Я дождался, пока они растворятся в гуле корабля вокруг. И только потом поднялся. Хронометр показывал, что я проспал почти три часа. После тринадцати дней бодрствования даже урывки сна были желанной передышкой.

На настиле пола моей скромной спальни лежала, отдыхая и внимательно наблюдая, волчица, которая не была волчицей. Ее белые глаза, бесцветные, словно безупречные жемчужины, следили за тем, как я встаю. Когда спустя мгновение зверь поднялся, его движения были неестественно плавными, словно независимыми от мышц и сухожилий. Волчица двигалась не так, как настоящие волки, даже не как волки, что преследовали меня в снах. Она двигалась, словно призрак, натянувший на себя волчью шкуру.

По мере приближения к существу оно все меньше походило на подлинного зверя. Когти и зубы были словно отлиты из черного стекла. В сухой пасти не было слюны, и волчица никогда не моргала. От нее пахло не плотью и шерстью, а дымом пожарища — вонь пепелища моего родного мира.
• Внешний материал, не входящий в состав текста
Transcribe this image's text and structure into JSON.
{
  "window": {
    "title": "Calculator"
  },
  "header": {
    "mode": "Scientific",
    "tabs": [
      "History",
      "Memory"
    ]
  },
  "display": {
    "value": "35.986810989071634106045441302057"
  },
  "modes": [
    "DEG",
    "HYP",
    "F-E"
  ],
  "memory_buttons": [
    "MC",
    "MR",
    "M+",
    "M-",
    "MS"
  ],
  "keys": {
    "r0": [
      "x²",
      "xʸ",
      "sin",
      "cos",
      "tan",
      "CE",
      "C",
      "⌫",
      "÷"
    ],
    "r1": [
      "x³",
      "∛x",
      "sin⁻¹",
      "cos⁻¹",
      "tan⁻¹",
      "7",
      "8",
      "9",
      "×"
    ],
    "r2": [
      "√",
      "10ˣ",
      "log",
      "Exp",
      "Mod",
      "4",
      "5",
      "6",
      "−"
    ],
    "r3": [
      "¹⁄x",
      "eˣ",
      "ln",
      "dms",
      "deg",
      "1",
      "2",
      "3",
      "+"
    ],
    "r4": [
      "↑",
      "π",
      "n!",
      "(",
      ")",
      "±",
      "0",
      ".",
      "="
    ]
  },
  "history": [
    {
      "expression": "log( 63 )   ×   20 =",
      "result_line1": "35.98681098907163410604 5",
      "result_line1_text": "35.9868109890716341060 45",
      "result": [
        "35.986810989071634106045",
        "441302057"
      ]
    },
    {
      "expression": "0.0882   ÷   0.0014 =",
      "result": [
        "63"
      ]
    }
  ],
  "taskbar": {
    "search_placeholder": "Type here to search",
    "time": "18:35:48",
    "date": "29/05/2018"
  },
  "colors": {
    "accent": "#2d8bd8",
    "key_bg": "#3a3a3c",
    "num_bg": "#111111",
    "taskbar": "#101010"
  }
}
«Хозяин», — пришла мысль волчицы. На самом деле, это было не слово, а понятие, знак подчинения и привязанности. Впрочем, человеческий — и постчеловеческий — разум инстинктивно воспринимает подобное как язык.

«Гира», — отправил я в ответ телепатическое приветствие.

«Ты спишь слишком громко, — сообщила она. — Я славно наелась в тот день. Последние вздохи рожденных на Фенрисе. Треск белых костей и пряный вкус мозга внутри. Пощипывание благороднейшей крови на языке».